Quote (Voyaging @ Aug 5 2015 08:13pm)
If something like panpsychism or Strawsonian physicalism (
https://en.wikipedia.org/wiki/Physicalism#Strawsonian_physicalism ) is correct, where there is some sort of microexperiental state of particles or fields or whatever, then any pure experience could be called a "self" at the smallest/most fundamental possible level, I think.
But honestly nobody knows at this point.
i've read Strawson's works as far as you've linked them to me. panpsychism really seems like an obvious solution to me when weighing how qualia fits into the world.
however, when it comes to the basic nature of experience i'd like to pull in the phenomenological idea of intentionality, that consciousness is always a consciousness
of something to the consciousness itself - there is always
something that is experienced - regardless of whether it's consciousness itself or something external to it. so for the self to be at the most basic level, there has to be something for it to experience - even itself. a what-it's-likeness must always have its' it. this would mean (akin to Sartre's views about an "opaque self" or "the transcendence of the ego" and Stirner's "Creative nothing") that the self is an object to the self. so even at the most fundamental level this self would simply serve as a localisation for pure experience rather than a "self", as something that is totally unitary, as for the self to be a distinct being it'd have to reflect upon itself.

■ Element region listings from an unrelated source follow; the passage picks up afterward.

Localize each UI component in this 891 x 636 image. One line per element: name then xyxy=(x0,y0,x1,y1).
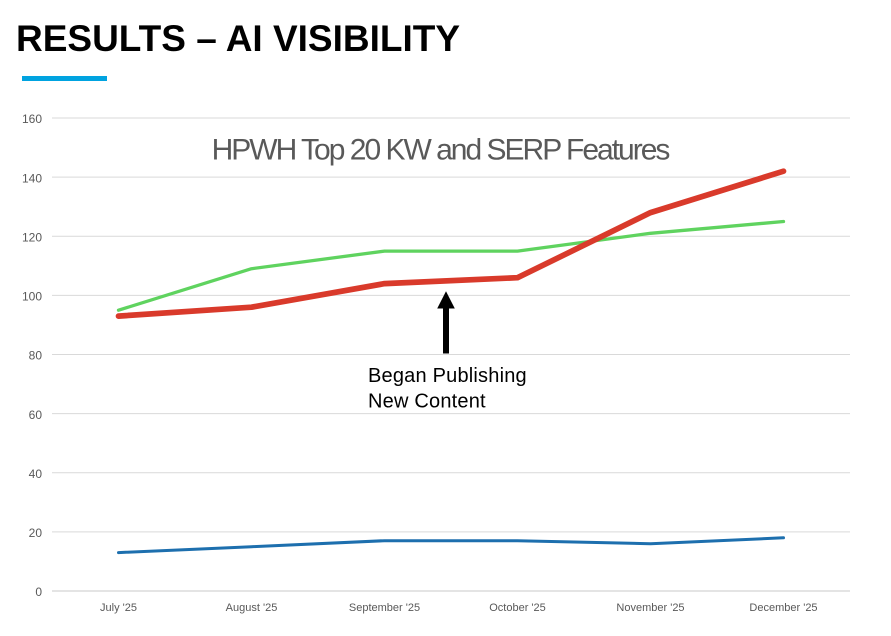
svg-text:September '25: September '25 xyxy=(349,602,420,614)
svg-text:160: 160 xyxy=(22,112,42,126)
svg-text:40: 40 xyxy=(29,467,43,481)
svg-text:20: 20 xyxy=(29,526,43,540)
svg-text:60: 60 xyxy=(29,408,43,422)
svg-text:0: 0 xyxy=(35,585,42,599)
svg-text:August '25: August '25 xyxy=(226,602,278,614)
svg-text:80: 80 xyxy=(29,349,43,363)
svg-text:New Content: New Content xyxy=(368,391,486,413)
svg-text:100: 100 xyxy=(22,290,42,304)
svg-text:November '25: November '25 xyxy=(616,602,684,614)
svg-text:October '25: October '25 xyxy=(489,602,546,614)
svg-text:July '25: July '25 xyxy=(100,602,137,614)
svg-text:120: 120 xyxy=(22,230,42,244)
svg-text:HPWH Top 20 KW and SERP Featur: HPWH Top 20 KW and SERP Features xyxy=(212,134,670,167)
svg-text:140: 140 xyxy=(22,171,42,185)
svg-text:December '25: December '25 xyxy=(749,602,817,614)
svg-text:Began Publishing: Began Publishing xyxy=(368,365,527,387)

this self would become a self only when pure experience is localised and constricted by something to be unitary - and the intentionality of consciousness means that it can not be truly unitary to itself. so pure experience would be even more fundamental than the self that it creates - or that the the self is possibly an illusion (or a necessary illusion) created by pure experience.
i'm drunk as fuck so i might be talking out of my arse for a change, lmk if i'm not making any sense at all.